From Tai O to Sha Tau Kok, crocodiles of young children traipsing along in neatly laundered school uniforms have remained an iconic Hong Kong sight for decades.

In Hong Kong – Epilogue to an Empire (1988), Jan Morris described the scene that greeted her while walking on a remote Lantau path: “a line of small girls in almost exaggeratedly English uniforms, crested blazers, pleated white skirts, small neat knapsacks on their backs”.

Then British Prime Minister David Cameron (centre) meets students at a school in London, in 2011. Picture: AFP

Visiting writers who documented local life during the desperately overcrowded, poverty-stricken 1950s and 60s often commented on how immaculately Hong Kong’s schoolchildren were turned out when they emerged from hillside squatter huts and densely packed tenement buildings. Many school uniforms – then as now – were primarily white, which made laundering in such conditions all the more challenging.

Hong Kong’s school-uniform culture, as in other parts of the world, is a social leveller in the classroom, playground and on the street; outwardly, at least, everyone is the same

Uniforms help mark out job roles and worn in the same way as those for nurses, firefighters, police officers or other occupations, school uniforms provide an early introduction to the disciplined world of work.
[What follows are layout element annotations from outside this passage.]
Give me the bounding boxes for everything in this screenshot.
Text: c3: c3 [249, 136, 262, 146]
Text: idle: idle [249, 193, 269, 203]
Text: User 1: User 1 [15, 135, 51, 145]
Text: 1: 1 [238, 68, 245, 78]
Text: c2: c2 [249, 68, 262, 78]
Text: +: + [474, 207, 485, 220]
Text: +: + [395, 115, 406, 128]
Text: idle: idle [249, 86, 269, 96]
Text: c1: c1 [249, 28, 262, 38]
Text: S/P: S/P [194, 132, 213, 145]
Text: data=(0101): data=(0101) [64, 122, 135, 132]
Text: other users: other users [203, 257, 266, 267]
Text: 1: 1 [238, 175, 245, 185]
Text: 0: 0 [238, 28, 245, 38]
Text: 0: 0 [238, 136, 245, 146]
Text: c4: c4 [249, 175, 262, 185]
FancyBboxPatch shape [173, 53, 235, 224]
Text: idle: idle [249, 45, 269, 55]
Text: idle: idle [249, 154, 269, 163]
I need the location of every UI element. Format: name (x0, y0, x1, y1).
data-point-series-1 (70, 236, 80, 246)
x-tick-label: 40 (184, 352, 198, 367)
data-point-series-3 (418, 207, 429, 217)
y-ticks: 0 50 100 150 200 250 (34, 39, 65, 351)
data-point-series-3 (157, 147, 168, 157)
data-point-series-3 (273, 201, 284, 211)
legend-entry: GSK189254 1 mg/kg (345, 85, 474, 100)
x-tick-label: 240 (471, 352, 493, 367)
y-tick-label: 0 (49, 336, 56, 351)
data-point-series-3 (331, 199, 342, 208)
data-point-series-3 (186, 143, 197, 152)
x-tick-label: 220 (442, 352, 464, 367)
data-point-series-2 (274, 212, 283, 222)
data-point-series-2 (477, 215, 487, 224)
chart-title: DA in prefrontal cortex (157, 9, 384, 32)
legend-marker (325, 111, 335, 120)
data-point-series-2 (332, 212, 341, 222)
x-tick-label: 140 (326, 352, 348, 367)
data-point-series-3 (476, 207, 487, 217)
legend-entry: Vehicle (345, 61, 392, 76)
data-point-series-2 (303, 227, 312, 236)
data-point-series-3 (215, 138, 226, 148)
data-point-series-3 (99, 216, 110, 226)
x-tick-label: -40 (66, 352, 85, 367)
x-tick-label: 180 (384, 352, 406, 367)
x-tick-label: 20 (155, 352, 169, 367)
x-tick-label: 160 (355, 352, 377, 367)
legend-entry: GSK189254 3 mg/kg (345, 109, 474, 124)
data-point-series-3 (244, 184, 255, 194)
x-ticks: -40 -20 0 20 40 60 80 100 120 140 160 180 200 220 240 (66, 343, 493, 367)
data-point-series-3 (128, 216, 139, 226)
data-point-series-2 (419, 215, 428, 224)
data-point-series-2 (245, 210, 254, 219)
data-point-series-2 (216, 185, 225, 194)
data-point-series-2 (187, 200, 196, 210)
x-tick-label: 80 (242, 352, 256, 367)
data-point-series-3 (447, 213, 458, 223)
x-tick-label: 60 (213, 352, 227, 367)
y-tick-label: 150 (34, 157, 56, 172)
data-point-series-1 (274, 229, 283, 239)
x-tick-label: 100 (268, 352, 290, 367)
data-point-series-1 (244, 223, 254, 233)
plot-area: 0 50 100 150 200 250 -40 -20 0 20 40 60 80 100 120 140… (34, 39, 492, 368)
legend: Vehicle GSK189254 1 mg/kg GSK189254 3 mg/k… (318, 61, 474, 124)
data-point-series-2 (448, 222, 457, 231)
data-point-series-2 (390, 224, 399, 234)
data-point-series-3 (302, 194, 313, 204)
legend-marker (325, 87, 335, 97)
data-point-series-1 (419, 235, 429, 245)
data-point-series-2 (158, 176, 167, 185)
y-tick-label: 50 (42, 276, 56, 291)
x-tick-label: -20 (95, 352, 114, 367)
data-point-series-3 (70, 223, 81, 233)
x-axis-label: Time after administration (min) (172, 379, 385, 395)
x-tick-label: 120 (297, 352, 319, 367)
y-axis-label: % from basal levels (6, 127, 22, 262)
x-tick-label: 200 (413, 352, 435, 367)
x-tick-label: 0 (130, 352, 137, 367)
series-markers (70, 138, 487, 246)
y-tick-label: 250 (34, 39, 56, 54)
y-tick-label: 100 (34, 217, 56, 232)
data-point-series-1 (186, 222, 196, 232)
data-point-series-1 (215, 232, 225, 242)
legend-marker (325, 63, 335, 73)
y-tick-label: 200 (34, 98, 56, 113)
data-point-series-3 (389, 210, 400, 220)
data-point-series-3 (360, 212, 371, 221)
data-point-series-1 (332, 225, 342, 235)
Uniforms signal a professional cadre to the outside world, while colour, style and badge variations indicate hierarchy to those within an organisation.

Hong Kong’s school-uniform culture, as in other parts of the world, is a social leveller in the classroom, playground and on the street; outwardly, at least, everyone is the same. Teenage fashion parades and displays of status – so much a feature of Hong Kong life – are minimised, if not eliminated, and less well-off parents of children admitted to elite schools on academic merit are spared the expense of providing trendy clothes. Status markers remain inevitable, and manifest themselves in other, subtle ways. Mobile phones, spending money and discretional, non-uniform items such as backpacks, training shoes and watches enable schoolyard snobbery-by-stealth.
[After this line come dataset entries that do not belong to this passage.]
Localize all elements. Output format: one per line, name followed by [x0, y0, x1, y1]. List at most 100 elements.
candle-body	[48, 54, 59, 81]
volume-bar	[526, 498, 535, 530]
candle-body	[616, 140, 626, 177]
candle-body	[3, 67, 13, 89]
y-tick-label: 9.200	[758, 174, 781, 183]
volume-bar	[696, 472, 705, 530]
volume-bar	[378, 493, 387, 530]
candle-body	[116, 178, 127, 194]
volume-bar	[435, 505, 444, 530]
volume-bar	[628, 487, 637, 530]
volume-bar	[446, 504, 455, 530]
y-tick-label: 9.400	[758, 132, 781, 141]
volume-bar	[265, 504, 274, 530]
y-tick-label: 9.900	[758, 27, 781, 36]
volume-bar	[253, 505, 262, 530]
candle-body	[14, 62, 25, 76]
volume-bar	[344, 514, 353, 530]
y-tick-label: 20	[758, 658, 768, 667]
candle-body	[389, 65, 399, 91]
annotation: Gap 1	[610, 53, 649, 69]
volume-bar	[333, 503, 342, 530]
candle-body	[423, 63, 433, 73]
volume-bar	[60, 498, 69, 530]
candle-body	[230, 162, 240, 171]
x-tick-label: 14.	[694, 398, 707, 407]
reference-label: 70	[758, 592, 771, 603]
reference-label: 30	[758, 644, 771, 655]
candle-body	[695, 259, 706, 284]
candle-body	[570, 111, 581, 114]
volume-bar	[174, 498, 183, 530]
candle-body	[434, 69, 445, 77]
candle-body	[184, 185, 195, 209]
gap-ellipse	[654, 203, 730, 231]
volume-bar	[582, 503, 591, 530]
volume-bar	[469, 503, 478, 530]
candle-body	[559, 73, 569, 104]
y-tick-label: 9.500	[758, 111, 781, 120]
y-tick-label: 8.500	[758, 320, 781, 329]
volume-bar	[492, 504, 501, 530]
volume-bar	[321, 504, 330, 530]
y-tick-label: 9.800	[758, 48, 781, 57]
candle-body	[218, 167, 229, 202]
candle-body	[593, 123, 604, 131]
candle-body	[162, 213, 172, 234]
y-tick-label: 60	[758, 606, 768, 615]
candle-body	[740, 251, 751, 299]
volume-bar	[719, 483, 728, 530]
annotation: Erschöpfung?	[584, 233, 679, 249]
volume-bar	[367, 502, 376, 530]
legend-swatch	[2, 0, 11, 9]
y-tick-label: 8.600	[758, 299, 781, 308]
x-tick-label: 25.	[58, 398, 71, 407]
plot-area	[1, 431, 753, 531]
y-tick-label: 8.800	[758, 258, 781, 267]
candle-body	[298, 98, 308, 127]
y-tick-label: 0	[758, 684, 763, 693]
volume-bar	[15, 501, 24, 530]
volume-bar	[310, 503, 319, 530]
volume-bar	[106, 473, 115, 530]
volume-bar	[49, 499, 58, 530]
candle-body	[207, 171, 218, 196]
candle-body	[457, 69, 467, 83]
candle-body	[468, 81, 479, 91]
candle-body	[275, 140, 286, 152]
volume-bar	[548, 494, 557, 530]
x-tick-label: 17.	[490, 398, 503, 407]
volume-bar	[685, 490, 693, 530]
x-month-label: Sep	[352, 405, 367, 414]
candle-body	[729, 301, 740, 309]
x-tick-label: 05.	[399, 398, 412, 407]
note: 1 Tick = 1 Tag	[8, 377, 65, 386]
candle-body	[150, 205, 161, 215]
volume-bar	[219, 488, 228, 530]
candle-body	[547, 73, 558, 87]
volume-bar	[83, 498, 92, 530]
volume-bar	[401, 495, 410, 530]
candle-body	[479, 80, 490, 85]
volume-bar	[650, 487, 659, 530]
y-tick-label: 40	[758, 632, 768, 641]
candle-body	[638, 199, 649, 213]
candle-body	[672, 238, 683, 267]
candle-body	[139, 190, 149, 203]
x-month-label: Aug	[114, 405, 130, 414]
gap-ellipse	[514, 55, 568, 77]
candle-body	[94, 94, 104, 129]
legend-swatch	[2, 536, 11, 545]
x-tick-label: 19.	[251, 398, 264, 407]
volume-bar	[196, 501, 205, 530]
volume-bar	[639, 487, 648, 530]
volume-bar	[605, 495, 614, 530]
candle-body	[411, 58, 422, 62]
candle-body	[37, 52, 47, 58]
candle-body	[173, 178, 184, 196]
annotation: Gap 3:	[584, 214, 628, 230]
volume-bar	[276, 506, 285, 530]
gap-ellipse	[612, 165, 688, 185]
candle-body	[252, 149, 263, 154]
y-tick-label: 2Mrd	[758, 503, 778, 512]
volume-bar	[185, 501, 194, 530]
Hong Kong’s many private kinder­gartens also have distinctive uniforms; for boys, these are often juvenile variations of adult lounge suits with dicky bows – cute for doting parents to see their little kids kitted out in, perhaps, but much less prac­tical for energetic toddlers to scramble around in. Updated variations of sailor suits of the kind popular in Victorian and Edwardian times are also widespread.

A kindergarten in Western. Picture: SCMP

School uniforms for boys are self-consciously modelled on British grammar- or public-school styles, with dark blazers, school badges, ties and other tribal markers. Girls’ uniforms – particularly for those schools controlled by Christian denominations – are often a modified three-quarter length, modestly loose-fitting cheongsam, with a mandarin collar and short side slits.
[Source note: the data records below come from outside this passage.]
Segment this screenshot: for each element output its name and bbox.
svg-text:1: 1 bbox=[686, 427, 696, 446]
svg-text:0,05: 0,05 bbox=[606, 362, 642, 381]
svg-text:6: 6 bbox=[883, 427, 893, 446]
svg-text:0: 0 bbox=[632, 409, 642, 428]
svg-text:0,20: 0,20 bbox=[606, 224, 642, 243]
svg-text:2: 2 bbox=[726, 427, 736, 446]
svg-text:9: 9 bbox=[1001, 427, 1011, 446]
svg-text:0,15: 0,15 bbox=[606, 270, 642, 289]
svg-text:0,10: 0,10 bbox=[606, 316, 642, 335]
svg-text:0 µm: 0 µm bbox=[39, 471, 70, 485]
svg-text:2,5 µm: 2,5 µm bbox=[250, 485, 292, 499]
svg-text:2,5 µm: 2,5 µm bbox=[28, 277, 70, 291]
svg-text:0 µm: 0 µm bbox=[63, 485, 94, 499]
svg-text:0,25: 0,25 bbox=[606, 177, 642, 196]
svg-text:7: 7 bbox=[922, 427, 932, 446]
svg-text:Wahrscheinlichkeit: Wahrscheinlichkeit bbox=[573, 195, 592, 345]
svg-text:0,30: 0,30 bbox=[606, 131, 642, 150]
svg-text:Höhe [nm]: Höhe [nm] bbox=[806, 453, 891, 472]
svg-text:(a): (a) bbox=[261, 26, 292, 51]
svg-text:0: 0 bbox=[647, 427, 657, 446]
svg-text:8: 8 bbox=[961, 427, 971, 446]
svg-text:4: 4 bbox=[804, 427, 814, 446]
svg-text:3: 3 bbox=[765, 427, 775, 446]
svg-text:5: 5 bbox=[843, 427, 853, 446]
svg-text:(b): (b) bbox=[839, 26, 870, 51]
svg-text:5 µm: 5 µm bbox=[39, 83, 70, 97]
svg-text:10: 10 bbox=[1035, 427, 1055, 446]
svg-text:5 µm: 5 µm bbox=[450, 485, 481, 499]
Otherwise chic Hong Kong Chinese women report that being forced into one turned them off the idea of wearing a cheongsam ever again; the style serving as a lingering reminder of a thoroughly disliked school uniform and the period of their lives that the garment represented. For others, particularly those old enough to remember the World of Suzie Wong era, the broader socioeconomic connotations of certain cuts of cheongsam as a work uniform for cocktail waitresses or bar girls offer a further disincentive.

In most Hong Kong schools, hats play little or no part in the uniform. In other subtropical territories – Australia and South Africa spring to mind – exposure to the sun is sensibly resisted to help prevent skin cancers in later life. Local versions of British public schools, however, follow their parent institution’s headwear customs, though more for reasons of continuity with imported Western tradition (a large part of the attraction in the first place, for many Hong Kong families) than for their practical value.